UCI's McQuaid replaced on IOC panel
The head of cycling's governing body has been replaced on a key International Olympic Committee panel as he deals with the fallout from the Lance Armstrong doping scandal.
International Cycling Union President Pat McQuaid said Wednesday he was too busy to attend all the meetings of the Olympic commission evaluating bids for the 2020 Summer Games.
"It's quite simple," McQuaid told The Associated Press. "I have too much going on and I can't afford to be spending two weeks away from the office in March."
McQuaid, an IOC member from Ireland, was appointed to the 10-person commission in September as the representative of the Association of Summer Olympic International Federations. He has been replaced by Patrick Baumann, a Swiss IOC member and secretary general of international basketball federation FIBA.
"He couldn't meet the schedule and we had to find someone else," IOC vice president Craig Reedie, who chairs the evaluation commission, told the AP. "That's all. There's nothing sensitive about it in any way."
The IOC panel is assessing the 2020 bids from Madrid, Tokyo and Istanbul. The commission will pay four-day visits to each city in March and compile a detailed report ahead of a special briefing with the candidates in Lausanne, Switzerland, in July.

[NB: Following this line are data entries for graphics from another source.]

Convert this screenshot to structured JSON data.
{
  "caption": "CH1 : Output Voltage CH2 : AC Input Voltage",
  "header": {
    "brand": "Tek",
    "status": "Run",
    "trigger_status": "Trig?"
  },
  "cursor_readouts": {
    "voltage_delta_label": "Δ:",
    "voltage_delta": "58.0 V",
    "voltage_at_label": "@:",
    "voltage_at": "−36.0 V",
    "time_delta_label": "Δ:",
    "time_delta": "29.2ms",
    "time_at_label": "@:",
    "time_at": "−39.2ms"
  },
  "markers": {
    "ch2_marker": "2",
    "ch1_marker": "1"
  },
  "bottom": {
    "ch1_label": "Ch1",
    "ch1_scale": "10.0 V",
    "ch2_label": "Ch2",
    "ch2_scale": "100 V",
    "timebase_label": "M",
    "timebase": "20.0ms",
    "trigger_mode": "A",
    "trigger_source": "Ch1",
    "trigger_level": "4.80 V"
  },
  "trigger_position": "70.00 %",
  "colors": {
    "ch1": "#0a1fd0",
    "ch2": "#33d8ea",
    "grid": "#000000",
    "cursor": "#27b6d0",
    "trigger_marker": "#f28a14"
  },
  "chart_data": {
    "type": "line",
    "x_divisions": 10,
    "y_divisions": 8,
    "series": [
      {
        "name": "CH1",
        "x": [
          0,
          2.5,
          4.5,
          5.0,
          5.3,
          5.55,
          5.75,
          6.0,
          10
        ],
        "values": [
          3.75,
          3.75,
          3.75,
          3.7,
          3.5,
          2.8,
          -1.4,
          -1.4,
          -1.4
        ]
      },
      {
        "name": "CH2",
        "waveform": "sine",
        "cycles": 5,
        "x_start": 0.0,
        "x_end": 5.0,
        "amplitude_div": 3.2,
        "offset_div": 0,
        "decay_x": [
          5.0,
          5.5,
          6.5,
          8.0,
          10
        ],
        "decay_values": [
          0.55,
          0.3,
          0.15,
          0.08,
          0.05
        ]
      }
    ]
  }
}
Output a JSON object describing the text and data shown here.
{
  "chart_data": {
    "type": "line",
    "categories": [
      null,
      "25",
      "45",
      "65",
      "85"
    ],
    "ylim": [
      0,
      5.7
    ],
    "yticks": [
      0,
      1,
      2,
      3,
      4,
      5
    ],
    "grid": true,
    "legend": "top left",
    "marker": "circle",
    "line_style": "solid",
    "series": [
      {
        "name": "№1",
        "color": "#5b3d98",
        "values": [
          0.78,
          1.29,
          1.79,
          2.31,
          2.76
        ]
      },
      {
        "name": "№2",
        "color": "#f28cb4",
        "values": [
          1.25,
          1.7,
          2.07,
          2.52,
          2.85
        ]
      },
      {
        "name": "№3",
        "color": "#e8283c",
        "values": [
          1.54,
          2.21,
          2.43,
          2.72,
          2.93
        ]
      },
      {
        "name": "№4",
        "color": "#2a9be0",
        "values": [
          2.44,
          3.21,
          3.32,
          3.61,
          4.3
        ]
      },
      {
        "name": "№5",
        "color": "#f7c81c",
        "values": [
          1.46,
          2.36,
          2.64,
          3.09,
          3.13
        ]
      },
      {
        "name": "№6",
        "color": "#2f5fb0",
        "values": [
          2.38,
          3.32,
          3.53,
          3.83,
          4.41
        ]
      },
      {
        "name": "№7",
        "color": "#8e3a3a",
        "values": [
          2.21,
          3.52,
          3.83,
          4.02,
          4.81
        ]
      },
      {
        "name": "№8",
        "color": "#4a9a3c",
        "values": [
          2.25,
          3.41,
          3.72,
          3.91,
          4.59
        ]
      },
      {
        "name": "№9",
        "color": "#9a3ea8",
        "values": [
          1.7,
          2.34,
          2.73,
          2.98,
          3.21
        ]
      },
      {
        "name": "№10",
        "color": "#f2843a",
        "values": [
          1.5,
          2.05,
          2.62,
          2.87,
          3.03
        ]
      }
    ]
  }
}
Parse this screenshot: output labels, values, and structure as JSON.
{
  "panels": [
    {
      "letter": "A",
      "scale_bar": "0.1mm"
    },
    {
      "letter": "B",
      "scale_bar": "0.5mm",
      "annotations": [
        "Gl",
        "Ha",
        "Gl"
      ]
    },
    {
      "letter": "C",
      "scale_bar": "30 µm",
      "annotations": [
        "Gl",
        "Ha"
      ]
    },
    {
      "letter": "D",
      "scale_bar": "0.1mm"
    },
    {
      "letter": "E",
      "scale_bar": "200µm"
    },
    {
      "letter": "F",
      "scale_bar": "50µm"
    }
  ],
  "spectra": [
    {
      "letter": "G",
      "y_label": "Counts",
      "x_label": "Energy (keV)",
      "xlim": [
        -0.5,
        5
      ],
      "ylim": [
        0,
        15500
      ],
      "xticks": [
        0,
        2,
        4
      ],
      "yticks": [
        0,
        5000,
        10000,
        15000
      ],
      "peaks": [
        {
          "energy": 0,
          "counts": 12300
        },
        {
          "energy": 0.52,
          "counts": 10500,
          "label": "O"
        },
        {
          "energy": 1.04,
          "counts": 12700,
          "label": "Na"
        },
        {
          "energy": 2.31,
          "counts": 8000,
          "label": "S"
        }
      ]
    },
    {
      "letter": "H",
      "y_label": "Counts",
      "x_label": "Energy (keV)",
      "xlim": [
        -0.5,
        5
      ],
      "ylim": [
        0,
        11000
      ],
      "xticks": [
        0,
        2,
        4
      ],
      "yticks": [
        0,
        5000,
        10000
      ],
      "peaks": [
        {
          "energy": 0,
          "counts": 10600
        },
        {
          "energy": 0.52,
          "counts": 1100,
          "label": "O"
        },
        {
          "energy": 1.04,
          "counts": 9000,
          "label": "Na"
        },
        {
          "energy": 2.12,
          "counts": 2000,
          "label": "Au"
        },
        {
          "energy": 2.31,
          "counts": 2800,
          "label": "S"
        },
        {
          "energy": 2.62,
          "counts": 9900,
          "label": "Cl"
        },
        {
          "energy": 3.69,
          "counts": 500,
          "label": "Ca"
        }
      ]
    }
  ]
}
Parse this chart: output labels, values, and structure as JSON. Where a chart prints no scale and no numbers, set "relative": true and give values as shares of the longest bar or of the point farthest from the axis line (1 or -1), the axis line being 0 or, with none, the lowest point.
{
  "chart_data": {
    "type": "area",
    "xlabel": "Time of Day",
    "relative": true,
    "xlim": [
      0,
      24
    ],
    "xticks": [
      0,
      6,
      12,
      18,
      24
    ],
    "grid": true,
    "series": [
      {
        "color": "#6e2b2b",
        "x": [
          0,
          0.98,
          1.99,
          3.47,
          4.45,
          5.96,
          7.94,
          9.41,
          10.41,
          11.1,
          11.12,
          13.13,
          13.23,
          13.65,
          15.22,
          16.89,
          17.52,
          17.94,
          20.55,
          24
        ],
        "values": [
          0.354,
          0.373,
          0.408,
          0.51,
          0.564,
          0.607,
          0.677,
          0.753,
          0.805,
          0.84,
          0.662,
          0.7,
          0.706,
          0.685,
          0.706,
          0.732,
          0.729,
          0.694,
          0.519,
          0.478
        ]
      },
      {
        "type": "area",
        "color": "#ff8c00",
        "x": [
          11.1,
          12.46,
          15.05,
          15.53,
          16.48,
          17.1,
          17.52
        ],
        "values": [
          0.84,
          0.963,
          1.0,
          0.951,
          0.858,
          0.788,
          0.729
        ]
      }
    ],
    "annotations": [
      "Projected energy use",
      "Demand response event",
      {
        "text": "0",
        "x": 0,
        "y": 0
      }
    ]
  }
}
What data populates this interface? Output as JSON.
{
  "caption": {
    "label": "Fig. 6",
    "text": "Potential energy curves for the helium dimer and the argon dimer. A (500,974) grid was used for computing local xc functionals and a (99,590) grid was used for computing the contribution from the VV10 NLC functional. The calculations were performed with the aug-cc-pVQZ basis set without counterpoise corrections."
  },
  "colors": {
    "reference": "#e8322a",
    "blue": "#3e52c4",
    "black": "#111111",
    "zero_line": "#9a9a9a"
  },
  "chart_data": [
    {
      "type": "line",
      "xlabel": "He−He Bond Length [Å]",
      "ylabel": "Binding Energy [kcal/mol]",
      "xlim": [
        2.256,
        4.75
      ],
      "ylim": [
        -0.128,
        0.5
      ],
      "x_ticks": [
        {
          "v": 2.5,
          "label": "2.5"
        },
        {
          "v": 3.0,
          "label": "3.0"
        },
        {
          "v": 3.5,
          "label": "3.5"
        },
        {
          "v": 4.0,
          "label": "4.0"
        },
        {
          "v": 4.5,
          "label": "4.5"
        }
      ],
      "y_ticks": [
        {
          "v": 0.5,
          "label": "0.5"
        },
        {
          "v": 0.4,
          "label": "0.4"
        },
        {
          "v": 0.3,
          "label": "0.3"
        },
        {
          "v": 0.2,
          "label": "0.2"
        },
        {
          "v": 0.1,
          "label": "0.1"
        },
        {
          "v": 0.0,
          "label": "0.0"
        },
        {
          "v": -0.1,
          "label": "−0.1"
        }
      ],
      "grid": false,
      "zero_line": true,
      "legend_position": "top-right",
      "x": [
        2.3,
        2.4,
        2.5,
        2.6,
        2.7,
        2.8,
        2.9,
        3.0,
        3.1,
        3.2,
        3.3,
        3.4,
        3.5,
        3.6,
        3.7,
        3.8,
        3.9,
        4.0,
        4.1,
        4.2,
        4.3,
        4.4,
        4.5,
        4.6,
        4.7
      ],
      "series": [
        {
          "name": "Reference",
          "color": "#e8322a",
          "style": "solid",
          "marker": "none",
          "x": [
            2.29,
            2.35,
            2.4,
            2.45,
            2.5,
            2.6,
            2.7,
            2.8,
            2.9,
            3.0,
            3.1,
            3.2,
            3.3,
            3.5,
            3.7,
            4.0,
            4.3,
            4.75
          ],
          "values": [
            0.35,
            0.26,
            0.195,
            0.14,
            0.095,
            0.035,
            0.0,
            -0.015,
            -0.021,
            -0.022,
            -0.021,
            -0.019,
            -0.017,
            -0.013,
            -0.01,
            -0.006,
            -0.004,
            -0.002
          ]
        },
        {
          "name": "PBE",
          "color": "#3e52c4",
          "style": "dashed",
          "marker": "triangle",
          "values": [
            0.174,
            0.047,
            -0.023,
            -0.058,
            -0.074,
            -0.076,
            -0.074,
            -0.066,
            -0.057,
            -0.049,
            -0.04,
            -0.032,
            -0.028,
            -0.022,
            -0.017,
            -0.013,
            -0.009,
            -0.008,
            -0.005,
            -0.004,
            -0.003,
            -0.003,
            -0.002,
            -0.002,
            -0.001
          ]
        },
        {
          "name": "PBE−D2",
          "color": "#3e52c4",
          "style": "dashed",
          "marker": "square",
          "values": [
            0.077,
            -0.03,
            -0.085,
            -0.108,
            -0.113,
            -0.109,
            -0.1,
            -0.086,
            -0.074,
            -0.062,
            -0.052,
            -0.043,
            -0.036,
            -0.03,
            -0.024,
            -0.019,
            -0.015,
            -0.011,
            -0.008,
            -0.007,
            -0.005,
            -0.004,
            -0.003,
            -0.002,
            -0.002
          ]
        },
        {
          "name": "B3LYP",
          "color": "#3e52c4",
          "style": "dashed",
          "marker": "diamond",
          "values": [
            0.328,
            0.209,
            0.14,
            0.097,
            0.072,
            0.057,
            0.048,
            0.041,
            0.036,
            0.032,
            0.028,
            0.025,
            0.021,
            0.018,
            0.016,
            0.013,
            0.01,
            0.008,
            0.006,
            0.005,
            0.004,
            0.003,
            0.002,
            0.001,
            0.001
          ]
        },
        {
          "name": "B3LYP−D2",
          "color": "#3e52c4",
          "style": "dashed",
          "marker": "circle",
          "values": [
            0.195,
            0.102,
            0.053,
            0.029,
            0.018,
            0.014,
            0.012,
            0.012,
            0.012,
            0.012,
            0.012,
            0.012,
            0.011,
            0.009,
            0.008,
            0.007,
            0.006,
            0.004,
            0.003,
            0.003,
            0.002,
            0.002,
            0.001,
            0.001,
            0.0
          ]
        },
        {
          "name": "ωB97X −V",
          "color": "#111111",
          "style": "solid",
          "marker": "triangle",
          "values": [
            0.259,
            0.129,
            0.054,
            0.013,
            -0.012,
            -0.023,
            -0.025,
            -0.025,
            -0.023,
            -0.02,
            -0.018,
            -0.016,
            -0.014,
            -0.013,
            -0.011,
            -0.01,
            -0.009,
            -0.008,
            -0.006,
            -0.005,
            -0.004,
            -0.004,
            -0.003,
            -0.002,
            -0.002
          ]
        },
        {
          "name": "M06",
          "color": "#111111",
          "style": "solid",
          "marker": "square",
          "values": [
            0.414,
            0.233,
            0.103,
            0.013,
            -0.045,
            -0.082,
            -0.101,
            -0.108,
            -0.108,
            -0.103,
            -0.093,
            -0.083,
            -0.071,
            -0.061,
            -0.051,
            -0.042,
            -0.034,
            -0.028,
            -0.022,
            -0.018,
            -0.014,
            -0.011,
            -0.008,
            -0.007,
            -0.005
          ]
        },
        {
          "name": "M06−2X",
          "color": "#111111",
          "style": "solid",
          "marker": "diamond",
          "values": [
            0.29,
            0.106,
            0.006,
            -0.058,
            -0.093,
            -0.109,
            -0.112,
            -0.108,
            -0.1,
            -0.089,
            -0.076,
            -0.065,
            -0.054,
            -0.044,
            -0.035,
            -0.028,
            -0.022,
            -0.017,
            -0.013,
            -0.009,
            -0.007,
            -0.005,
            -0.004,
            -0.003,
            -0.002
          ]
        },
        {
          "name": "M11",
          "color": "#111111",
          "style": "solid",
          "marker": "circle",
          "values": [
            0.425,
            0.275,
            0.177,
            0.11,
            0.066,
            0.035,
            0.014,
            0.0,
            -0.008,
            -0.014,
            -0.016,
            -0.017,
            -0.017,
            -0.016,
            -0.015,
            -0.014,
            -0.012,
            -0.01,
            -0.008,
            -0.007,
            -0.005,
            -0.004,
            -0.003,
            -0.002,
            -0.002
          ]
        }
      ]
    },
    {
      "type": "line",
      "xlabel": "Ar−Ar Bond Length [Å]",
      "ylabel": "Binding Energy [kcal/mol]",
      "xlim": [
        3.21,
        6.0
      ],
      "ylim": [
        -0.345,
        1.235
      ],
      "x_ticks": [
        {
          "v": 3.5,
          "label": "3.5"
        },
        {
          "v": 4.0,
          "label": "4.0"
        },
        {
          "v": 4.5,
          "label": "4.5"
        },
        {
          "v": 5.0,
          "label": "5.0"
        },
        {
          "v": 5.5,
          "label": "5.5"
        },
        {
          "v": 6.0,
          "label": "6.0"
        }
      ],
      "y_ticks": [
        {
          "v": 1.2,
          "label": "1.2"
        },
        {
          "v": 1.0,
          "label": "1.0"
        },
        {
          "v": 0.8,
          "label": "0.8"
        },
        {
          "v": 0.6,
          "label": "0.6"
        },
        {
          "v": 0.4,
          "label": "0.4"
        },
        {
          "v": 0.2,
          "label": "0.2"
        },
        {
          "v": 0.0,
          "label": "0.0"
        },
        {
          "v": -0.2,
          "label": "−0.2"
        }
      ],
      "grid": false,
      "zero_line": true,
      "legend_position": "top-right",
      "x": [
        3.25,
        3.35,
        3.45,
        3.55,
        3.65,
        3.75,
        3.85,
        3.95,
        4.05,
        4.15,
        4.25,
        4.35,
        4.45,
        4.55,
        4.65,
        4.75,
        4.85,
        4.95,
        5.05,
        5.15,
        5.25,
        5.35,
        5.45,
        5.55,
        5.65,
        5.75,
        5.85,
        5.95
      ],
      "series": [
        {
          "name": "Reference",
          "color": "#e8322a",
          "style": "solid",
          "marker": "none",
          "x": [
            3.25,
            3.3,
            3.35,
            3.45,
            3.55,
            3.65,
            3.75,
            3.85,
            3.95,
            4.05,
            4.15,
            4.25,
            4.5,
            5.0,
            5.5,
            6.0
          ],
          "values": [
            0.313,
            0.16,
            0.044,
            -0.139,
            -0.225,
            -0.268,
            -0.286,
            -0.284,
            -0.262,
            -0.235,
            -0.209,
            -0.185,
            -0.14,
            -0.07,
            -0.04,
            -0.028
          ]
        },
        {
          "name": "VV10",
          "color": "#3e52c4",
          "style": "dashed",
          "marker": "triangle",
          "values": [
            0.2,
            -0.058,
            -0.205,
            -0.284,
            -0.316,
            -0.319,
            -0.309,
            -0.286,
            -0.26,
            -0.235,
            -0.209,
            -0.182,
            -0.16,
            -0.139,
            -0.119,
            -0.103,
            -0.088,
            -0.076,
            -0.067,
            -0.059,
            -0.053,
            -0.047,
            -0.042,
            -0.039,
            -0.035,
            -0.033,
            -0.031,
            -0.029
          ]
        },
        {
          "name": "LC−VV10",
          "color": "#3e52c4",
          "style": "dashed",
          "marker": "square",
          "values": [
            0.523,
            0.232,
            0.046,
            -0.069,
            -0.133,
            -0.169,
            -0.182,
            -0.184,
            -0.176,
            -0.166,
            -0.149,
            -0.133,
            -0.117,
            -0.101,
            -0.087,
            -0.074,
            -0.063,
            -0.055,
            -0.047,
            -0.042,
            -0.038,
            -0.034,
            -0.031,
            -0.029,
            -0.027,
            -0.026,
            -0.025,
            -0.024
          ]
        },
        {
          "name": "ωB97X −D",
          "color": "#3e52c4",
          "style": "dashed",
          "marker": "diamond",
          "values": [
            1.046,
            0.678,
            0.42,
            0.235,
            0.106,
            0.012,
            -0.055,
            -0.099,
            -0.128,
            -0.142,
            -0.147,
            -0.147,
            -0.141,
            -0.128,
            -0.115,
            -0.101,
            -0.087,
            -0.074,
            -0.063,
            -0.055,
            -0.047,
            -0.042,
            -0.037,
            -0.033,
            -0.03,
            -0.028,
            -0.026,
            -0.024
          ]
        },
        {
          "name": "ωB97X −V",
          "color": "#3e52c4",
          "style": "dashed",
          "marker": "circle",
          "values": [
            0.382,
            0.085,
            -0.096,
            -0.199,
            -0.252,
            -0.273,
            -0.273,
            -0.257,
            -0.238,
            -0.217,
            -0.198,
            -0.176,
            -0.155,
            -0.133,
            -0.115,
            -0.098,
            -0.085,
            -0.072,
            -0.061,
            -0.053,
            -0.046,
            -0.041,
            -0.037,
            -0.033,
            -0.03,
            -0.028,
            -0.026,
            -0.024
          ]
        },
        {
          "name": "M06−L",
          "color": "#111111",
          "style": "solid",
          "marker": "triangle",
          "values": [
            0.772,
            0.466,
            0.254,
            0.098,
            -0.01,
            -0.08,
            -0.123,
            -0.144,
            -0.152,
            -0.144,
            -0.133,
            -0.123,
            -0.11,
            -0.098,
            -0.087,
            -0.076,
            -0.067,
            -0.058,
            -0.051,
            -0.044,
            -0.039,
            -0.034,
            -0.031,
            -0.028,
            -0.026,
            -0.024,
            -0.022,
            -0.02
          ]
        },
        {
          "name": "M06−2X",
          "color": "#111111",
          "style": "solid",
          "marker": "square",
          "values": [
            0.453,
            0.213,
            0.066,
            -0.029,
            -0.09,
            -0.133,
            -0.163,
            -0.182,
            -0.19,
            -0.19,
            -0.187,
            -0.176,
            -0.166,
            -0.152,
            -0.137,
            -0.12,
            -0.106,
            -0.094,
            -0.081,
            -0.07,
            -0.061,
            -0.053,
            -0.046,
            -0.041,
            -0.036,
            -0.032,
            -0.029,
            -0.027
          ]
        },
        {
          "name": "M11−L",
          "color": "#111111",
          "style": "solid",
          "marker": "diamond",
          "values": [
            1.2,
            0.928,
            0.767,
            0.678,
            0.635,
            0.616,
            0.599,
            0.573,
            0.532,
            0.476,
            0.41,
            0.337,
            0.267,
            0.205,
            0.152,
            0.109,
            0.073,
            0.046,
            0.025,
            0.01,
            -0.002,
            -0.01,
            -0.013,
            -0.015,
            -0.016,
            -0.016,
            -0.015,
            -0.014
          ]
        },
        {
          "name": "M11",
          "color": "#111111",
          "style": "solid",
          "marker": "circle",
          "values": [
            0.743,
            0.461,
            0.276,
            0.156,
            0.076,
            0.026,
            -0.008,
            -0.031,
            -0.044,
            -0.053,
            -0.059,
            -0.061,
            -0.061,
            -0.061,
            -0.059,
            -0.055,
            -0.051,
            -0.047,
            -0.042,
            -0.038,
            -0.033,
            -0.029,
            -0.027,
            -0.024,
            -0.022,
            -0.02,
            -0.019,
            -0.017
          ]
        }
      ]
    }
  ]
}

The IOC will choose the host city on September 7 in Buenos Aires.
McQuaid told the IOC he would be unable to go on the visits to all three cities.
"I contacted ASOIF, because I was their representative, and suggested that they find a replacement," McQuaid said.
It's not the only position McQuaid has relinquished in recent months. He lost his spots on the World Anti-Doping Agency executive committee and foundation board at the end of the year and was replaced by Ugur Erdener of Turkey.
McQuaid and former UCI president Hein Verbruggen have come under scrutiny in the wake of the US Anti-Doping Agency report that detailed systematic doping by Armstrong and his teams and led to him being stripped of his seven Tour de France titles and banned from sports for life.
The report included allegations by Armstrong's former teammates that he paid the UCI $125 000 to cover up a positive test from the 2001 Tour of Switzerland. While admitting to doping in his interview last week with Oprah Winfrey, Armstrong confirmed making a donation to the UCI but denied the 2001 positive test and any cover-up.
"That story isn't true. There was no positive test. No paying off of the lab. The UCI did not make that go away. I'm no fan of the UCI," Armstrong told Winfrey.
McQuaid and Verbruggen both said the interview vindicated them and the UCI of any improper collusion with Armstrong. Wada director general David Howman, however, said Armstrong's financial donation to UCI was inappropriate and the matter needs to be clarified.
The UCI has set up an independent commission to investigate the doping scandal and the federation's links with Armstrong. McQuaid and Verbruggen are expected to meet with the three-member commission during its scheduled April 9-26 hearing in London.
Other members of the 2020 Olympic evaluation commission include IOC members Guy Drut of France, Frank Fredericks of Namibia, Nat Indrapana of Thailand and Claudia Bokel of Germany; El Salvador Olympic committee head Eduardo Palomo; Paralympics representative Andrew Parsons of Brazil; and IOC executive director Gilbert Felli.